O que chamou minha atenção com a Babylon é que essa lacuna não existe. O BTC fica em saídas nativas do Taproot por meio dos Trustless Bitcoin Vaults e não se move — nem para um custodiante, nem temporariamente, nem através de um “wrapper” fazendo a mesma coisa de sempre com outro nome.
Mas o sinal real foi o slashing (corte). Um provedor de finalização faz dupla assinatura e a penalidade dispara automaticamente.
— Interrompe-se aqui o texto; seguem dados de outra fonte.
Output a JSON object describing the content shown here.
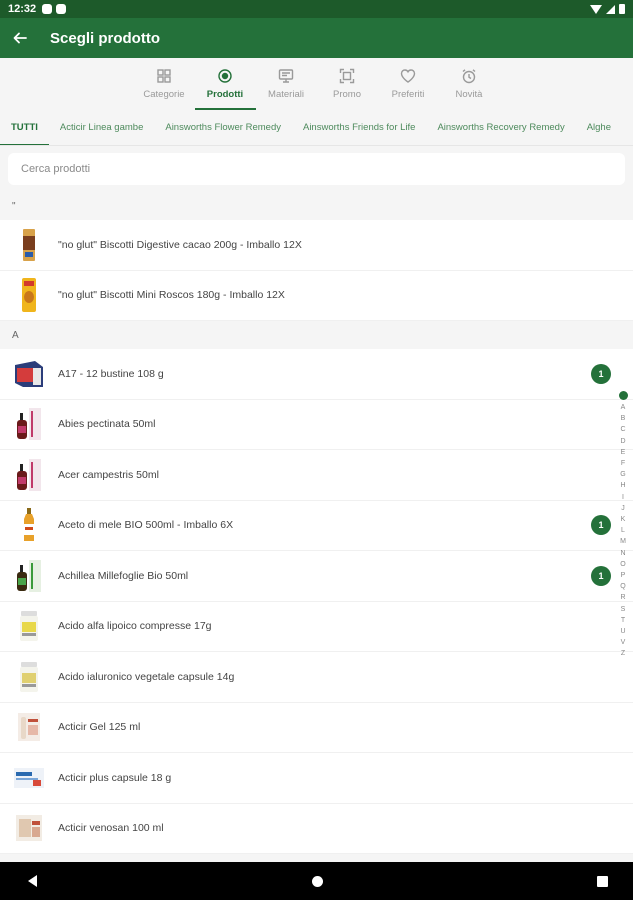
{
  "status_bar": {
    "time": "12:32"
  },
  "app_bar": {
    "title": "Scegli prodotto"
  },
  "tabs": [
    {
      "label": "Categorie",
      "icon": "grid-icon",
      "active": false
    },
    {
      "label": "Prodotti",
      "icon": "target-icon",
      "active": true
    },
    {
      "label": "Materiali",
      "icon": "monitor-icon",
      "active": false
    },
    {
      "label": "Promo",
      "icon": "scan-icon",
      "active": false
    },
    {
      "label": "Preferiti",
      "icon": "heart-icon",
      "active": false
    },
    {
      "label": "Novità",
      "icon": "alarm-clock-icon",
      "active": false
    }
  ],
  "categories": [
    "TUTTI",
    "Acticir Linea gambe",
    "Ainsworths Flower Remedy",
    "Ainsworths Friends for Life",
    "Ainsworths Recovery Remedy",
    "Alghe"
  ],
  "search": {
    "placeholder": "Cerca prodotti"
  },
  "sections": [
    {
      "header": "\"",
      "items": [
        {
          "name": "\"no glut\" Biscotti  Digestive cacao 200g - Imballo 12X",
          "thumb": "biscotti-box",
          "badge": ""
        },
        {
          "name": "\"no glut\" Biscotti  Mini Roscos 180g - Imballo 12X",
          "thumb": "biscotti-bag",
          "badge": ""
        }
      ]
    },
    {
      "header": "A",
      "items": [
        {
          "name": "A17 - 12 bustine 108 g",
          "thumb": "sachet-box",
          "badge": "1"
        },
        {
          "name": "Abies pectinata 50ml",
          "thumb": "dropper-bottle",
          "badge": ""
        },
        {
          "name": "Acer campestris 50ml",
          "thumb": "dropper-bottle",
          "badge": ""
        },
        {
          "name": "Aceto di mele BIO 500ml - Imballo 6X",
          "thumb": "vinegar-bottle",
          "badge": "1"
        },
        {
          "name": "Achillea Millefoglie Bio 50ml",
          "thumb": "dropper-bottle-green",
          "badge": "1"
        },
        {
          "name": "Acido alfa lipoico compresse 17g",
          "thumb": "supplement-jar",
          "badge": ""
        },
        {
          "name": "Acido ialuronico vegetale capsule 14g",
          "thumb": "supplement-jar",
          "badge": ""
        },
        {
          "name": "Acticir Gel 125 ml",
          "thumb": "gel-box",
          "badge": ""
        },
        {
          "name": "Acticir plus capsule 18 g",
          "thumb": "capsule-box",
          "badge": ""
        },
        {
          "name": "Acticir venosan 100 ml",
          "thumb": "venosan-box",
          "badge": ""
        }
      ]
    }
  ],
  "alpha_index": [
    "A",
    "B",
    "C",
    "D",
    "E",
    "F",
    "G",
    "H",
    "I",
    "J",
    "K",
    "L",
    "M",
    "N",
    "O",
    "P",
    "Q",
    "R",
    "S",
    "T",
    "U",
    "V",
    "Z"
  ],
  "colors": {
    "primary": "#24713a",
    "status_bar": "#1d5a2a",
    "badge": "#24713a"
  }
}
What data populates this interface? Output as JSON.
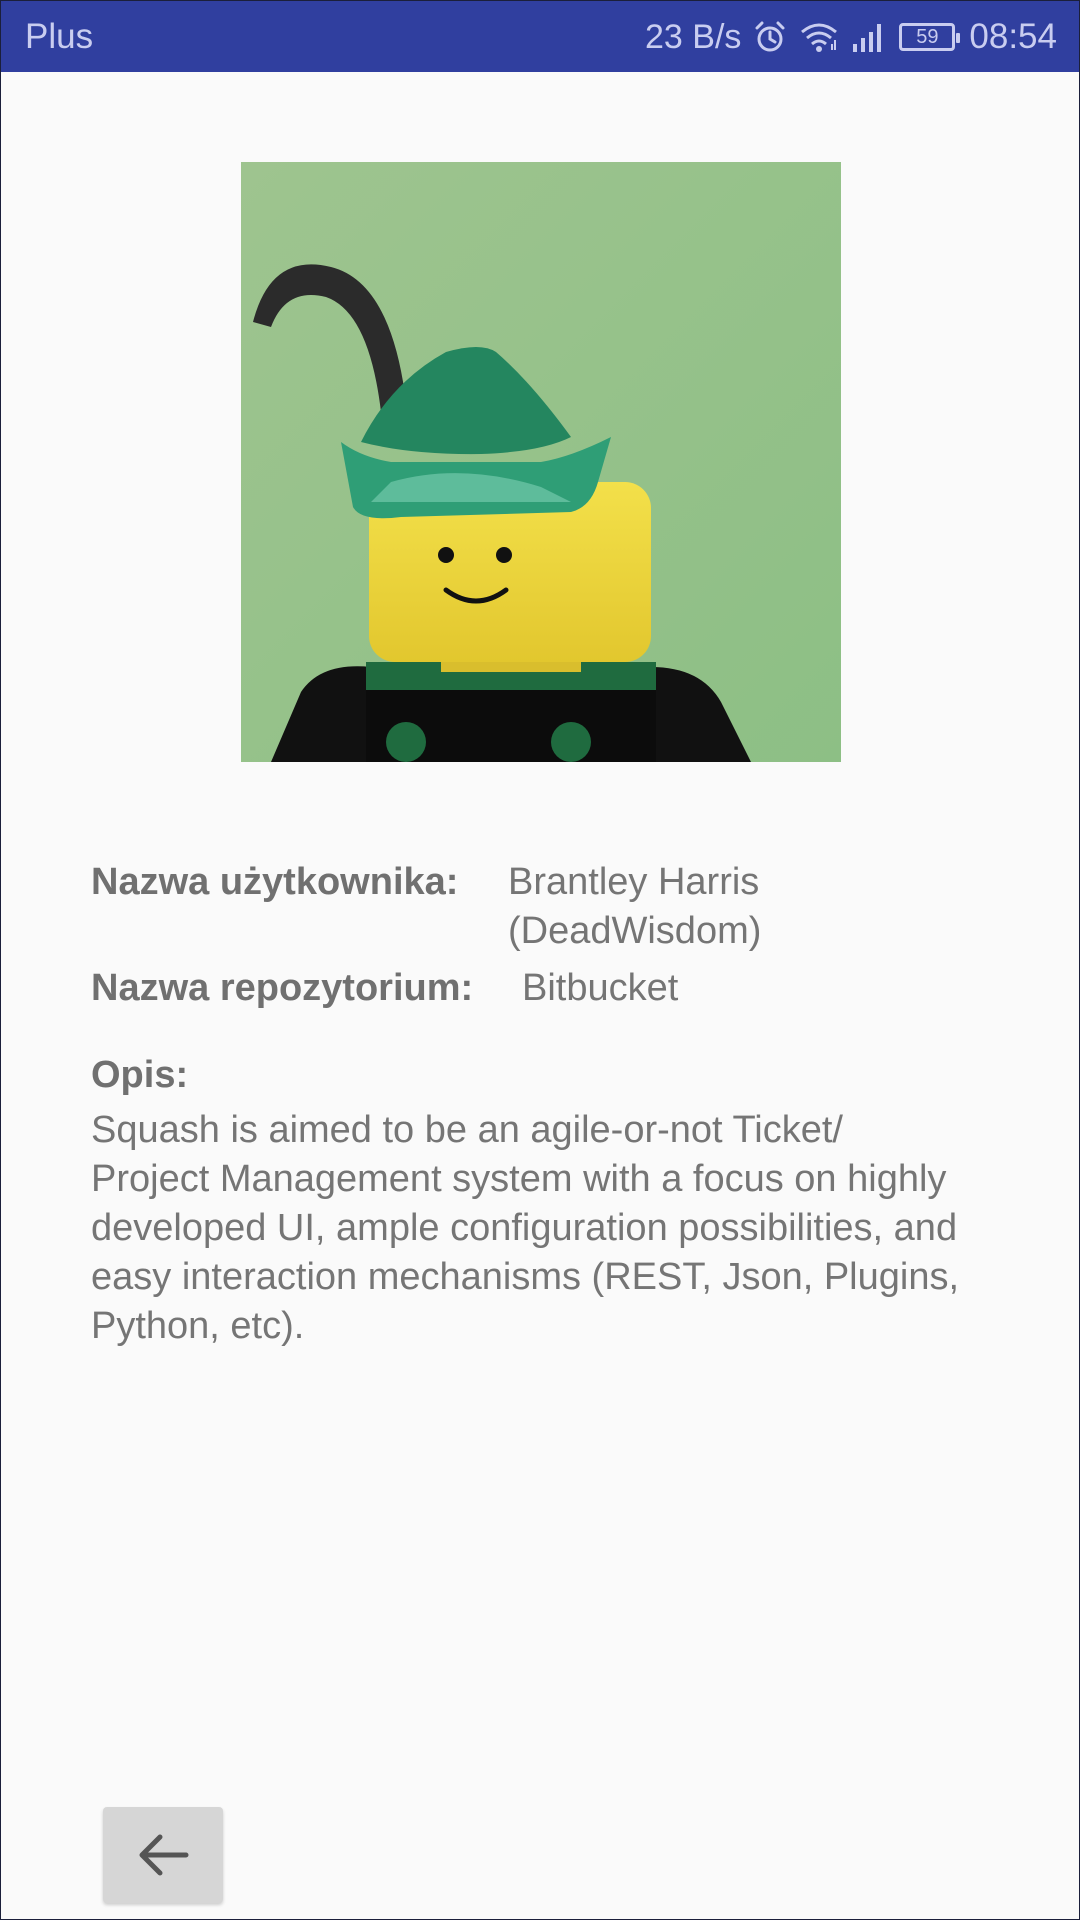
{
  "status_bar": {
    "carrier": "Plus",
    "net_speed": "23 B/s",
    "battery_level": "59",
    "time": "08:54",
    "icons": [
      "alarm-icon",
      "wifi-icon",
      "signal-icon",
      "battery-icon"
    ],
    "background_color": "#303f9f"
  },
  "profile": {
    "avatar_description_icon": "lego-minifigure-avatar",
    "user_label": "Nazwa użytkownika:",
    "user_name_line1": "Brantley Harris",
    "user_name_line2": "(DeadWisdom)",
    "repo_label": "Nazwa repozytorium:",
    "repo_name": "Bitbucket",
    "description_label": "Opis:",
    "description": "Squash is aimed to be an agile-or-not Ticket/ Project Management system with a focus on highly developed UI, ample configuration possibilities, and easy interaction mechanisms (REST, Json, Plugins, Python, etc)."
  },
  "navigation": {
    "back_icon": "arrow-left-icon"
  }
}
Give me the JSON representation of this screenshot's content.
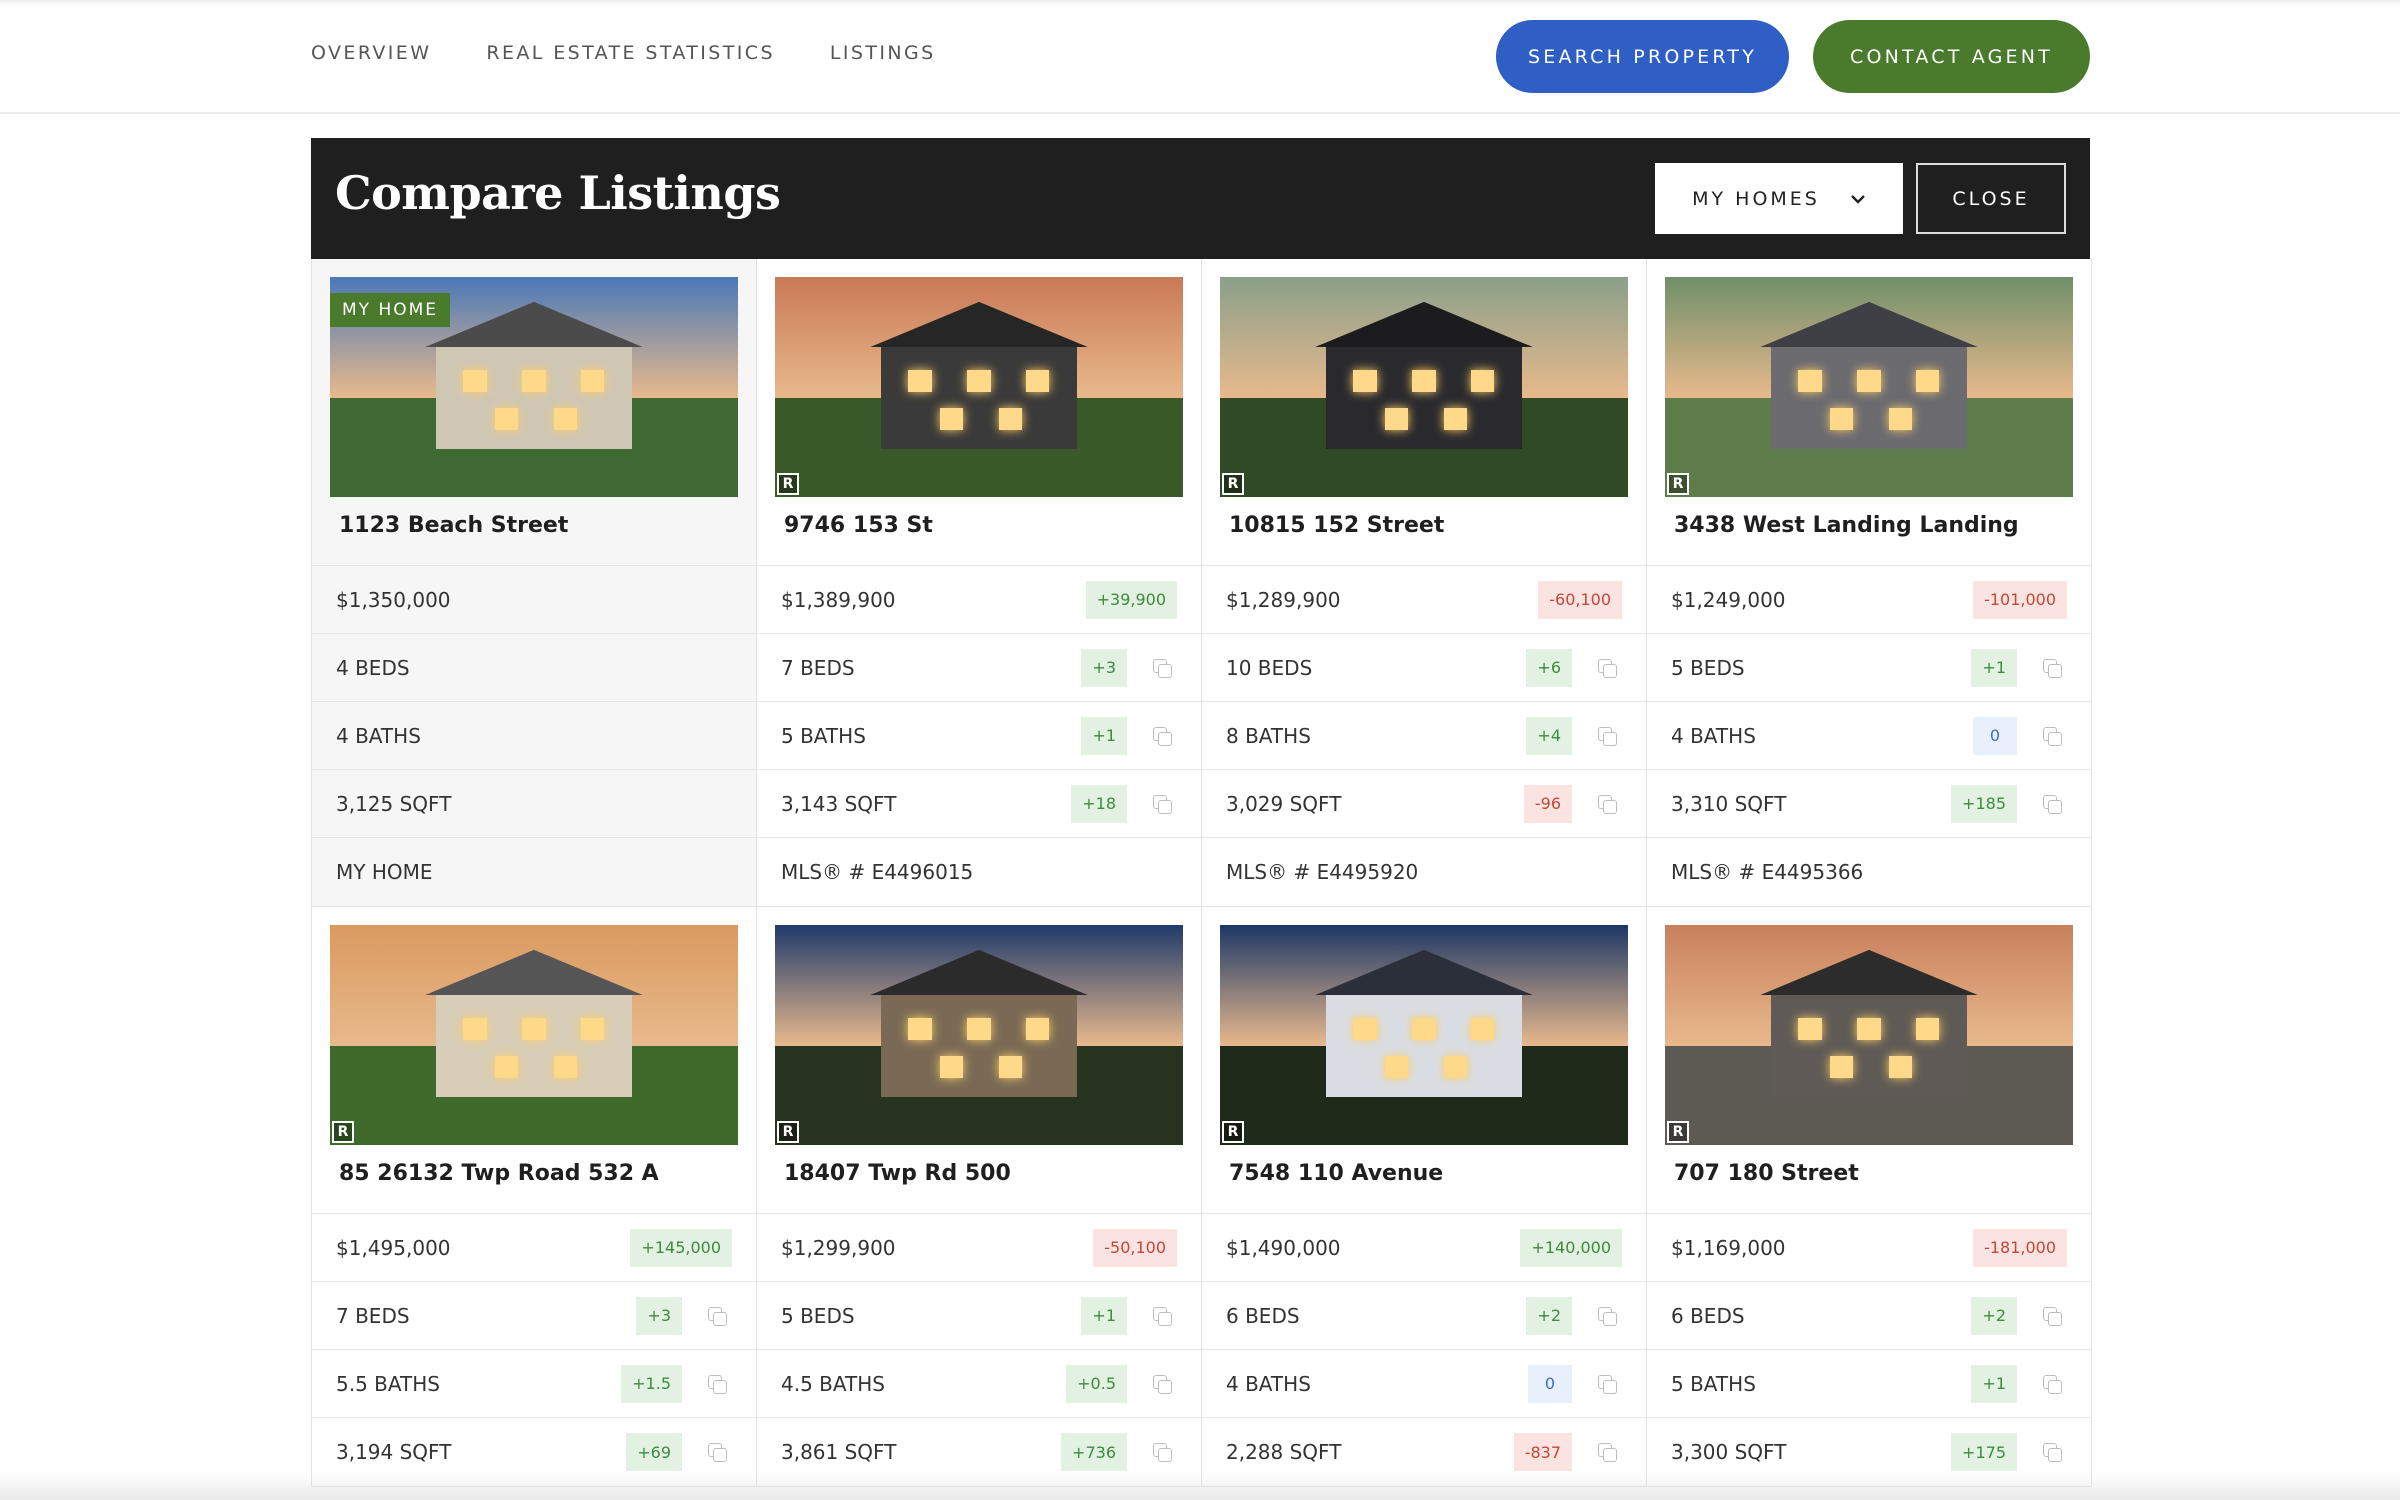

Não há comitê que revise, nem votação decide se “vale”. A violação e a consequência vivem na mesma linha de código — sem espaço para uma pessoa entrar e fazer isso desaparecer.
Foi isso que ficou comigo: a maioria dos sistemas funciona bem até ser testada, e é justamente quando se testa que um humano normalmente intervém. A Babylon remove essa pessoa do único lugar em que realmente importa — a execução, não a mensagem.
Infraestrutura merece o nome quando deixa de precisar da sua crença para funcionar. A Babylon já soa assim.